YAĞDANLIKLARIN ÜZERİNE GAZETECİ YAZARLARDI


   

                YAĞDANLIK LARIN ÜZERİNE GAZETECİ YAZARLARDI
  Ankara daki internet gazetenin sahibi Ali Erturan, her hafta nın yazısını cumartesiden göndermemi istedi. Gönderilen yazıların her pazartesi yayınlanacağını duyurdu.
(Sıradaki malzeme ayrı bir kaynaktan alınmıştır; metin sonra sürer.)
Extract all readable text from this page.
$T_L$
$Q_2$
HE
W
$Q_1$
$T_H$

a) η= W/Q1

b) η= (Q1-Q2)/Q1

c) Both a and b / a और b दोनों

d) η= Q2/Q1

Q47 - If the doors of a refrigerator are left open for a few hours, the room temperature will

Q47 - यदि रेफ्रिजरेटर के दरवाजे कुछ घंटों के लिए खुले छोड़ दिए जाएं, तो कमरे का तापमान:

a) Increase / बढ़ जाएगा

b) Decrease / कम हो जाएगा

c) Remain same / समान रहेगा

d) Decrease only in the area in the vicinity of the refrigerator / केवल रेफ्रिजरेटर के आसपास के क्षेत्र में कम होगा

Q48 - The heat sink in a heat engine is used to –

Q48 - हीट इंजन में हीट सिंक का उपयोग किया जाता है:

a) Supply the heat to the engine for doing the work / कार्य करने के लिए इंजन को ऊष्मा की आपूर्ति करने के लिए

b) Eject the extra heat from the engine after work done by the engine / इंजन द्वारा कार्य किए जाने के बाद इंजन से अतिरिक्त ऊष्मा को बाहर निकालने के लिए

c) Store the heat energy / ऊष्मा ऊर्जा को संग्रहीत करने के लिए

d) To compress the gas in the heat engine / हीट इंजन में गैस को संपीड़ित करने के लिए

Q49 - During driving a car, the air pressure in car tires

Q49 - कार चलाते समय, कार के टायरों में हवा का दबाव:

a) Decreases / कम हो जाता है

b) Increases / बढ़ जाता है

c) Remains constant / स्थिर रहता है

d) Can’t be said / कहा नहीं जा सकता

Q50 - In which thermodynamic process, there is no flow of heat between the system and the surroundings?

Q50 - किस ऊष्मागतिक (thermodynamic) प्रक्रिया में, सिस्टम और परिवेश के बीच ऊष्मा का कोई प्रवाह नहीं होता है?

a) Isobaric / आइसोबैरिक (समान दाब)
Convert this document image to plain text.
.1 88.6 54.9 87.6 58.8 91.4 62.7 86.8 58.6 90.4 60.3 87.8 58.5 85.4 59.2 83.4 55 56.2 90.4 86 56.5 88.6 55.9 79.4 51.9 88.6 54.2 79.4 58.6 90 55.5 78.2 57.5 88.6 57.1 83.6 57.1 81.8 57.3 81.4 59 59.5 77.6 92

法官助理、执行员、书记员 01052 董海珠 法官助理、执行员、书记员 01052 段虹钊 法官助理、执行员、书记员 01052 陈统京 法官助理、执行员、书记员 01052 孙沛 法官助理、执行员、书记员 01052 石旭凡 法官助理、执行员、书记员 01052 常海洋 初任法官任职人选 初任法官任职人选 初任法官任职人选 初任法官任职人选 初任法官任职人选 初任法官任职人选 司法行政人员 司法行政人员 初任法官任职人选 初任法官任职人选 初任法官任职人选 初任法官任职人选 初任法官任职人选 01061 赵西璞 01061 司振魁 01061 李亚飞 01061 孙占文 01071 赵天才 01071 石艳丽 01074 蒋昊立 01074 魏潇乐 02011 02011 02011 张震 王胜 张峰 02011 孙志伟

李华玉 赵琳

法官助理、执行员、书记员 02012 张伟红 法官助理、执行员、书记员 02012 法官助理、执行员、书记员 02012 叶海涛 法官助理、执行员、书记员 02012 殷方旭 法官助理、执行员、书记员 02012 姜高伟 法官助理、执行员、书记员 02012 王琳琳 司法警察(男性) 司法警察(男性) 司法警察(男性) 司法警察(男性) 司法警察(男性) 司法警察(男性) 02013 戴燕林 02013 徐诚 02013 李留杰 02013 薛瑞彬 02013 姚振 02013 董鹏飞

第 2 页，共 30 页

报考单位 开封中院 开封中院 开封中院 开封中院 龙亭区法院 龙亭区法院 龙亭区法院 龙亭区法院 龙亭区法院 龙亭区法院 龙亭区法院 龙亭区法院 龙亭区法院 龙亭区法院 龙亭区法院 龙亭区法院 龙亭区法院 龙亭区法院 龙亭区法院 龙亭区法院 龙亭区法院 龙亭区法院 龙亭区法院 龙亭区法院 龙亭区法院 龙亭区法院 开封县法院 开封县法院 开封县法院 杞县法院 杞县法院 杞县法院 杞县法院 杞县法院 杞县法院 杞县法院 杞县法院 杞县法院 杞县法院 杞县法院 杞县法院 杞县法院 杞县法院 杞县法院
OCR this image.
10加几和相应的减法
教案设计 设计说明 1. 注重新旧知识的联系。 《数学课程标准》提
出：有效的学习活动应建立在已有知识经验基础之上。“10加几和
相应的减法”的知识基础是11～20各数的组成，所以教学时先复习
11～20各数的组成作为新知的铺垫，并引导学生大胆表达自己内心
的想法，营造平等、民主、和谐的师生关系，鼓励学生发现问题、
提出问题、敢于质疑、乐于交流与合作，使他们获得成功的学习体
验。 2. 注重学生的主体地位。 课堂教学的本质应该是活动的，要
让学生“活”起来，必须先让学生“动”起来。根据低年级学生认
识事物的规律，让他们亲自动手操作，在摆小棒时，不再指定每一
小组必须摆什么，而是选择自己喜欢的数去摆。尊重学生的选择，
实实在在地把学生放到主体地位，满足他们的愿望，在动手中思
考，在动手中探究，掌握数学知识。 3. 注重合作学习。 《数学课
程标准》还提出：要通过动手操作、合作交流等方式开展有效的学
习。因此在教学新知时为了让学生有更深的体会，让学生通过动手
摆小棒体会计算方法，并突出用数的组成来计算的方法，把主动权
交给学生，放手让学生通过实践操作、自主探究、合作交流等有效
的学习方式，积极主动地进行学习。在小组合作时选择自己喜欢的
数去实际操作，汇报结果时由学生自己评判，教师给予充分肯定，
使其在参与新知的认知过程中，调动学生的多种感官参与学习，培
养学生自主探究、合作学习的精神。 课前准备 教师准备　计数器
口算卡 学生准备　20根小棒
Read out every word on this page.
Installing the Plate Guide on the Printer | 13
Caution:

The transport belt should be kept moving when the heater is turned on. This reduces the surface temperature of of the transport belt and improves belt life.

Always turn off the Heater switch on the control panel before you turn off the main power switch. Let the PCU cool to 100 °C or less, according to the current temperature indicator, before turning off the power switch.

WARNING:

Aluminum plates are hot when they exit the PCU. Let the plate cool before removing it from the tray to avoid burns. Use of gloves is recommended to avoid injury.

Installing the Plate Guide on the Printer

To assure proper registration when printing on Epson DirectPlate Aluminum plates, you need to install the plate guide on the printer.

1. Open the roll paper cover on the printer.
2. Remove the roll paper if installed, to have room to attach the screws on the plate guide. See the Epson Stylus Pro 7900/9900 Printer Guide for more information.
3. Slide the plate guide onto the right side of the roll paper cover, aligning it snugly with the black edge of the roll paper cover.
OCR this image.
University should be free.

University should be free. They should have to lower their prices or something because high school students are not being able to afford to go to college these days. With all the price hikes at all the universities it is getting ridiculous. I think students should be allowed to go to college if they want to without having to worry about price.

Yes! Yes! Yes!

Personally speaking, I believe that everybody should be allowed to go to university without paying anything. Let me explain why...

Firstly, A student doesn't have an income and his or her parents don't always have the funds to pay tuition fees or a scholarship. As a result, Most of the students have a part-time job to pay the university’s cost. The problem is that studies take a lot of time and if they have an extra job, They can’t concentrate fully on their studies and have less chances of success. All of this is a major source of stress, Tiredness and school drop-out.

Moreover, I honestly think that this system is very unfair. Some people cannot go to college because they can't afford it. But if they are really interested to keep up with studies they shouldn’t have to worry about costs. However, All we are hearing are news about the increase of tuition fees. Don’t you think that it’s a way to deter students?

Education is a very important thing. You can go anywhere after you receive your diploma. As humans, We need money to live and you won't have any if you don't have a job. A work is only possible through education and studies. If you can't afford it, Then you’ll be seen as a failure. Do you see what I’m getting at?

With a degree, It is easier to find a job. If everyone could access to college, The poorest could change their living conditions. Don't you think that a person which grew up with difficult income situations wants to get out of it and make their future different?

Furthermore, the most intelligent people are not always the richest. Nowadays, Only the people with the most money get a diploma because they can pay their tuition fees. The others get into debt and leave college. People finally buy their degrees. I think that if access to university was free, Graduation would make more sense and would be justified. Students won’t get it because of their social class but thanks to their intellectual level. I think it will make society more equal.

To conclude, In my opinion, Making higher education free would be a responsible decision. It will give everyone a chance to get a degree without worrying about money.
O andan beri ne yazacağımı düşünüyorum.
     “ Bu günlerde o kadar çok yazılacak konu varken, yazacak konu mu bulamadın Mehmet bey?” Demeyin.
    Evet bulamıyorum.
     Dış politikadan yazdığım eleştirilerimizi okuyan, bazı çevreler bana düşman oluyor.
     Neden mi?
   Yaklaşık 35 yılda 35 bin şehit vermemize sebep olan PKK ya karşı savaşımız, hep sınırlı oldu. Neredeyse onlar saldırmadıkça karşılık vermedik. “Deprem barakalarından bile, kötü karakollarda, askerlerimize saldırmalarını ve öldürmelerini bekledik” dediğimde, celallendiler.     
  Bu karakolları yenilemeniz gerekli, kale gibi olmalar gerekli diye yazarken; Hükümetlerden ödenek istediniz de vermediler mi? Silah alınması lazım dediniz de almadılar mı?  Diye sorduğumuzda, hem askerler, hem de hükümetler kendilerine karşı olduğumuzu zannettiler.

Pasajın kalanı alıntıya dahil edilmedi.